Envelope Help

Documentation

How to use Envelope in the UI and via the API, including Terraform remote state. The same content lives in the repo as docs/usage.md.

What Envelope does

Envelope stores bundles of environment variables (like a .env file). Secret values are encrypted at rest with Fernet using ENVELOPE_MASTER_KEY. You manage data in the web UI and automate with API keys (scoped read/write/admin).

Web UI

  1. Sign in with an admin API key (verified on the server only).
  2. Projects — Group bundles; each project has a slug used in URLs and Terraform state paths.
  3. Bundles — Create bundles under a project; each holds key/value entries.
  4. Variables — Edit entries on a bundle’s page; choose secret vs plaintext storage where offered.
  5. Secret env URL — Opaque links to GET /env/<token> without putting project or bundle names in the URL. Treat links like passwords.
  6. API keys — Create keys with scopes for CI (read, per-bundle, per-project, or admin).

Exporting bundles (API)

With a key that can read the bundle:

GET /api/v1/bundles/{name}/export?format=dotenv
Authorization: Bearer <api-key>

Use format=json for JSON.

For jobs that must not use a Bearer token on download, create a secret env URL once and call curl with only that URL (see README).

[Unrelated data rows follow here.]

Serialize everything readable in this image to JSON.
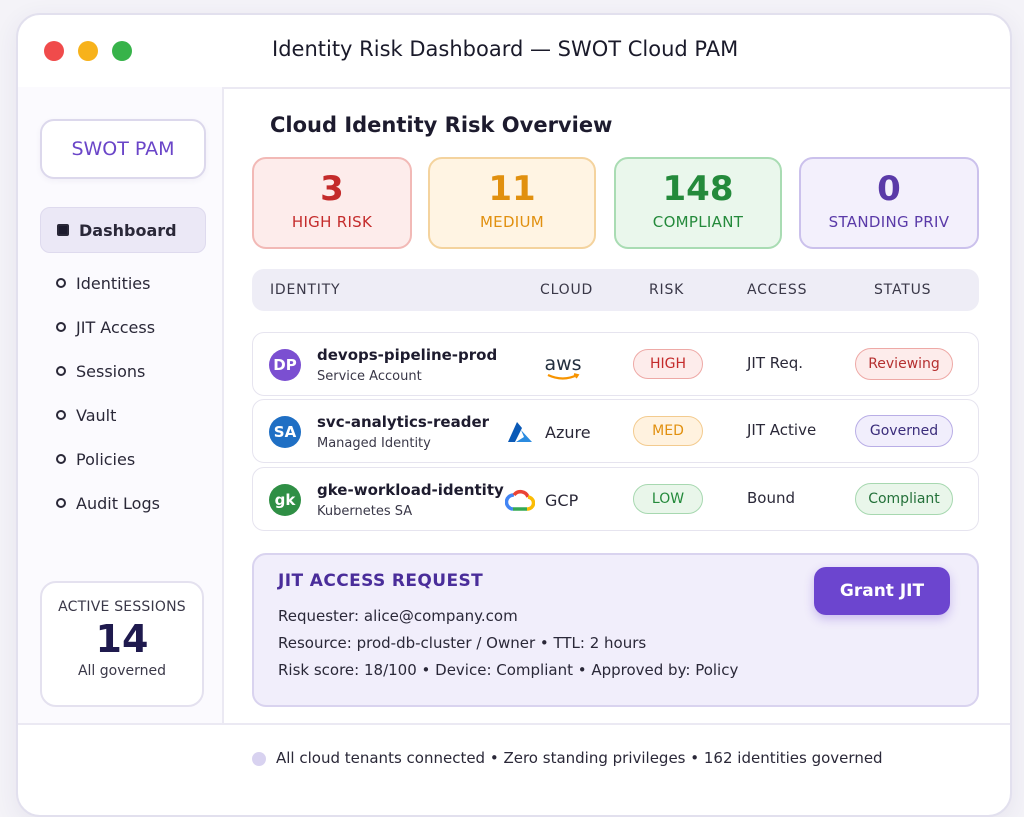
{
  "window": {
    "title": "Identity Risk Dashboard — SWOT Cloud PAM"
  },
  "sidebar": {
    "brand": "SWOT PAM",
    "items": [
      {
        "label": "Dashboard",
        "active": true
      },
      {
        "label": "Identities"
      },
      {
        "label": "JIT Access"
      },
      {
        "label": "Sessions"
      },
      {
        "label": "Vault"
      },
      {
        "label": "Policies"
      },
      {
        "label": "Audit Logs"
      }
    ],
    "sessions": {
      "label": "ACTIVE SESSIONS",
      "value": "14",
      "sub": "All governed"
    }
  },
  "main": {
    "title": "Cloud Identity Risk Overview",
    "stats": [
      {
        "value": "3",
        "label": "HIGH RISK"
      },
      {
        "value": "11",
        "label": "MEDIUM"
      },
      {
        "value": "148",
        "label": "COMPLIANT"
      },
      {
        "value": "0",
        "label": "STANDING PRIV"
      }
    ],
    "table": {
      "headers": [
        "IDENTITY",
        "CLOUD",
        "RISK",
        "ACCESS",
        "STATUS"
      ],
      "rows": [
        {
          "initials": "DP",
          "name": "devops-pipeline-prod",
          "type": "Service Account",
          "cloud": "aws",
          "cloud_icon": "aws-logo",
          "risk": "HIGH",
          "access": "JIT Req.",
          "status": "Reviewing",
          "avatar_color": "#7b4fd1"
        },
        {
          "initials": "SA",
          "name": "svc-analytics-reader",
          "type": "Managed Identity",
          "cloud": "Azure",
          "cloud_icon": "azure-logo",
          "risk": "MED",
          "access": "JIT Active",
          "status": "Governed",
          "avatar_color": "#1f6fc4"
        },
        {
          "initials": "gk",
          "name": "gke-workload-identity",
          "type": "Kubernetes SA",
          "cloud": "GCP",
          "cloud_icon": "gcp-logo",
          "risk": "LOW",
          "access": "Bound",
          "status": "Compliant",
          "avatar_color": "#2f8f45"
        }
      ]
    },
    "jit": {
      "title": "JIT ACCESS REQUEST",
      "requester": "Requester: alice@company.com",
      "resource": "Resource: prod-db-cluster / Owner • TTL: 2 hours",
      "risk": "Risk score: 18/100 • Device: Compliant • Approved by: Policy",
      "button": "Grant JIT"
    }
  },
  "footer": {
    "text": "All cloud tenants connected • Zero standing privileges • 162 identities governed"
  },
  "colors": {
    "accent": "#6c45cf",
    "high": "#c42b2b",
    "medium": "#e1900f",
    "compliant": "#248a3b",
    "standing": "#5a3aa8"
  }
}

Terraform HTTP remote state

Envelope can serve a Terraform HTTP backend API under /tfstate/… (GET/POST/DELETE and optional LOCK/UNLOCK), so Terraform stores state in the same SQLite database as the app.

How state is stored

  • State file bytes live in table pulumi_state_blobs (name is historical): a string key and raw binary body.
  • Locks use pulumi_state_locks, one row per state key, with JSON lock data in lock_body.
  • Unlike bundle secrets, Terraform state is not Fernet-encrypted with ENVELOPE_MASTER_KEY — it is stored as raw bytes. Protect database backups and disk accordingly.

Per-project URLs (recommended)

/tfstate/projects/<project_slug>/<path-to-statefile>

Example: /tfstate/projects/my-proj/default.tfstate. Authenticate with Authorization: Bearer … or HTTP Basic (password = API key).

  • GET needs read:project:… for that project (or read:project:*), or admin.
  • POST, DELETE, LOCK, UNLOCK need write:project:… for that project, or admin.

Legacy /tfstate/blobs/…

Flat keys under /tfstate/blobs/<key> require scope terraform:http_state or pulumi:state, or admin. Prefer per-project URLs for new setups.

Enable / prefix

  • Endpoints are mounted when ENVELOPE_PULUMI_STATE_ENABLED=true (default on). Set false to disable /tfstate.
  • Behind a reverse proxy with a path prefix, set ENVELOPE_ROOT_PATH and use the same prefix in Terraform backend URLs.

Terraform example

Do not put the Envelope API key in .tf files — Terraform can copy backend secrets into .terraform/ and plans. Set TF_HTTP_PASSWORD (and optionally TF_HTTP_USERNAME) in the environment instead.

terraform {
  backend "http" {
    address        = "https://envelope.example.com/tfstate/projects/my-proj/default.tfstate"
    lock_address   = "https://envelope.example.com/tfstate/projects/my-proj/default.tfstate"
    unlock_address = "https://envelope.example.com/tfstate/projects/my-proj/default.tfstate"
    username       = "terraform"
  }
}
export TF_HTTP_USERNAME=terraform
export TF_HTTP_PASSWORD="$ENVELOPE_TF_WRITE_KEY"

Set these for terraform init as well as plan/apply. In CI, inject TF_HTTP_PASSWORD from your secret store (never commit it).

More detail

OpenAPI: /docs on this server. Repo: README (deploy, TLS, CI), docs/terraform-http-remote-state.md (HTTP backend contract).